Yesterday a friend said to me in an email: 'I miss your Tiny Letters as they were always thought provoking'.

I'd written to tell him about a talk I'd been to on Sunday about religion on Australian radio in the 1940s and 1950s. The speaker was Professor John Potts of the Centre for Media History at Macquarie University.

It would be an obscure topic for most people, but not my friend and I. We worked together on religious programs for commercial radio and television in Melbourne in the mid 1980s. Then I was a producer at ABC religious radio in Sydney for four years from 1988.

The talk painted a picture of the sectarianism that divided Australian society for much of the 20th century. Unlike today, most people identified as religious, and there was deep enmity between Catholics and Protestants.

The divisions were breaking down by the time I was growing up in the 1960s and 1970s. But I have vivid memories of feeling an outsider when I was a cub in the scouting movement.

Akela (the leader) looked at me disapprovingly when he was completing my admission form and I revealed I was a Catholic. 'You mean Roman Catholic', he corrected me with a tone of admonishment.

Radio Replies

My father was young in the 1930s. He'd tell us about his cricket heroes Don Bradman and Stan McCabe, making it clear that he much preferred the devout Catholic McCabe to Bradman, who was said to be hostile to Catholics.
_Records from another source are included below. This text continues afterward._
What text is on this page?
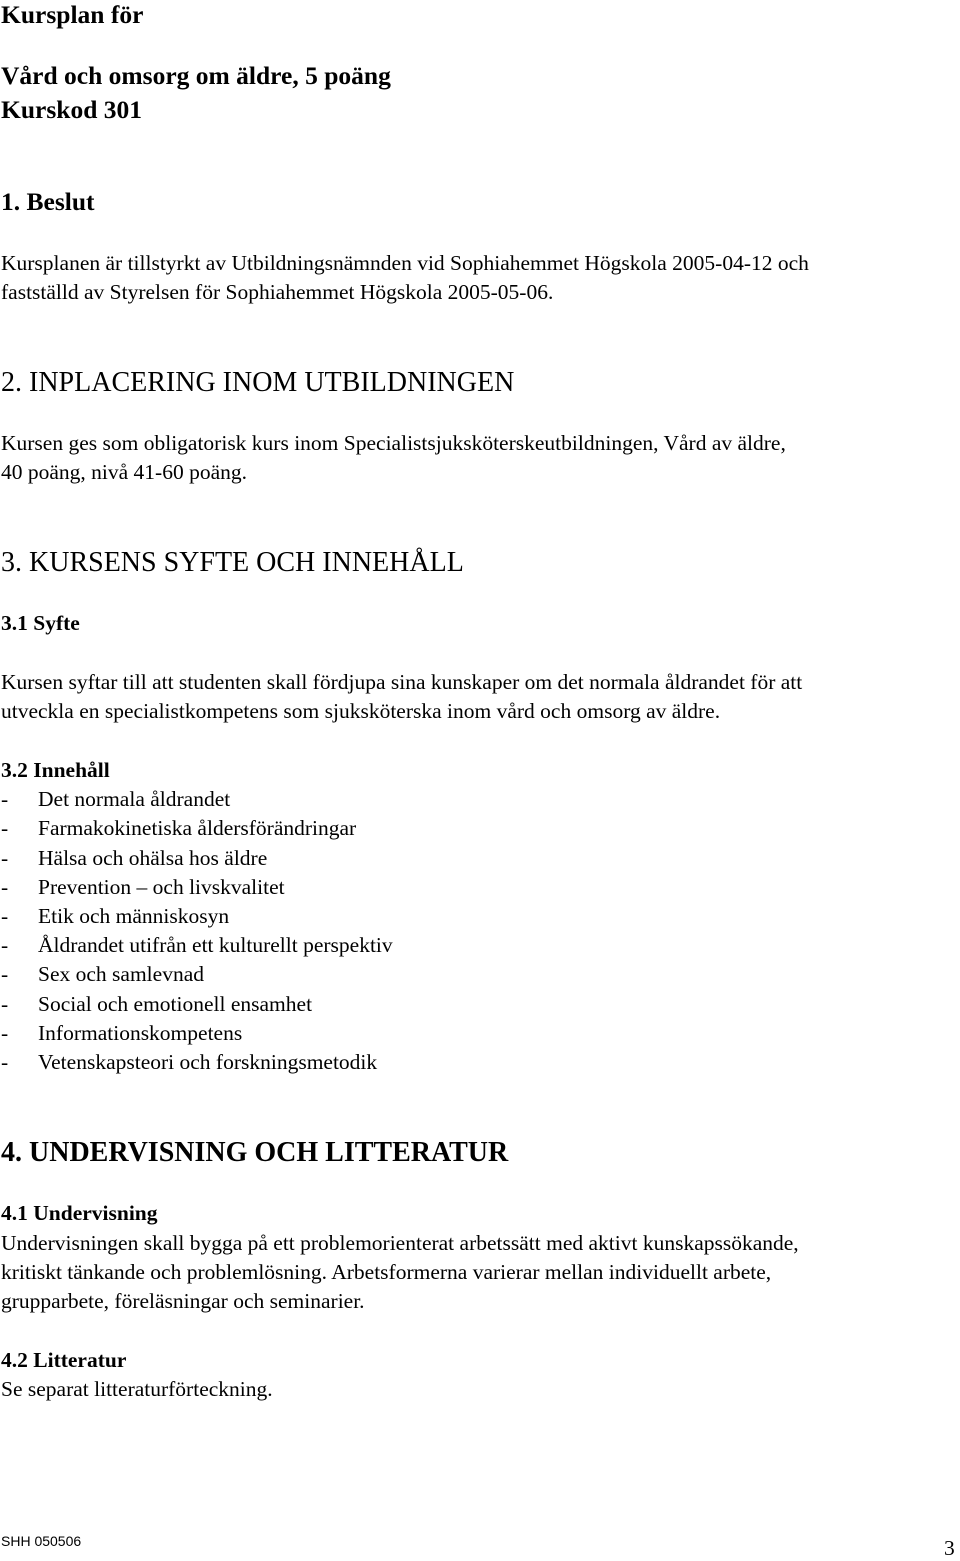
Kursplan för
Vård och omsorg om äldre, 5 poäng
Kurskod 301
1. Beslut
Kursplanen är tillstyrkt av Utbildningsnämnden vid Sophiahemmet Högskola 2005-04-12 och
fastställd av Styrelsen för Sophiahemmet Högskola 2005-05-06.
2. INPLACERING INOM UTBILDNINGEN
Kursen ges som obligatorisk kurs inom Specialistsjuksköterskeutbildningen, Vård av äldre,
40 poäng, nivå 41-60 poäng.
3. KURSENS SYFTE OCH INNEHÅLL
3.1 Syfte
Kursen syftar till att studenten skall fördjupa sina kunskaper om det normala åldrandet för att
utveckla en specialistkompetens som sjuksköterska inom vård och omsorg av äldre.
3.2 Innehåll
- Det normala åldrandet
- Farmakokinetiska åldersförändringar
- Hälsa och ohälsa hos äldre
- Prevention – och livskvalitet
- Etik och människosyn
- Åldrandet utifrån ett kulturellt perspektiv
- Sex och samlevnad
- Social och emotionell ensamhet
- Informationskompetens
- Vetenskapsteori och forskningsmetodik
4. UNDERVISNING OCH LITTERATUR
4.1 Undervisning
Undervisningen skall bygga på ett problemorienterat arbetssätt med aktivt kunskapssökande,
kritiskt tänkande och problemlösning. Arbetsformerna varierar mellan individuellt arbete,
grupparbete, föreläsningar och seminarier.
4.2 Litteratur
Se separat litteraturförteckning.
SHH 050506	3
What most interested me about Sunday's talk was its depiction of the difference between religious broadcasts on the ABC from those of commercial radio.

In those days the commercial stations were controlled by interest groups, most notably the churches. In Sydney, 2SM was the Catholic station while 2CH was the voice of the Protestant denominations.

Their broadcasts upheld the sectarian divide with a style that was often combative. This is evident in the print version of 2SM radio priest Dr Leslie Rumble's Radio Replies, which is on my bookshelf as a relic from my father.

On the other hand, ABC religious programs maintained standards that attempted to avoid division. Even if it produced content that was bland in comparison with that of the commercials.

The long time departmental head Kenneth Henderson strictly forbade sectarian sledging. He was more interested in appealing to listeners who were more questioning. This was evident in his program Plain Christianity: A Word to the Wayfarer.

It's quite a blessing that the sectarian divide has all but disappeared. But perhaps the culture wars have taken its place, complete with the difference in styles of coverage between the ABC and commercial media.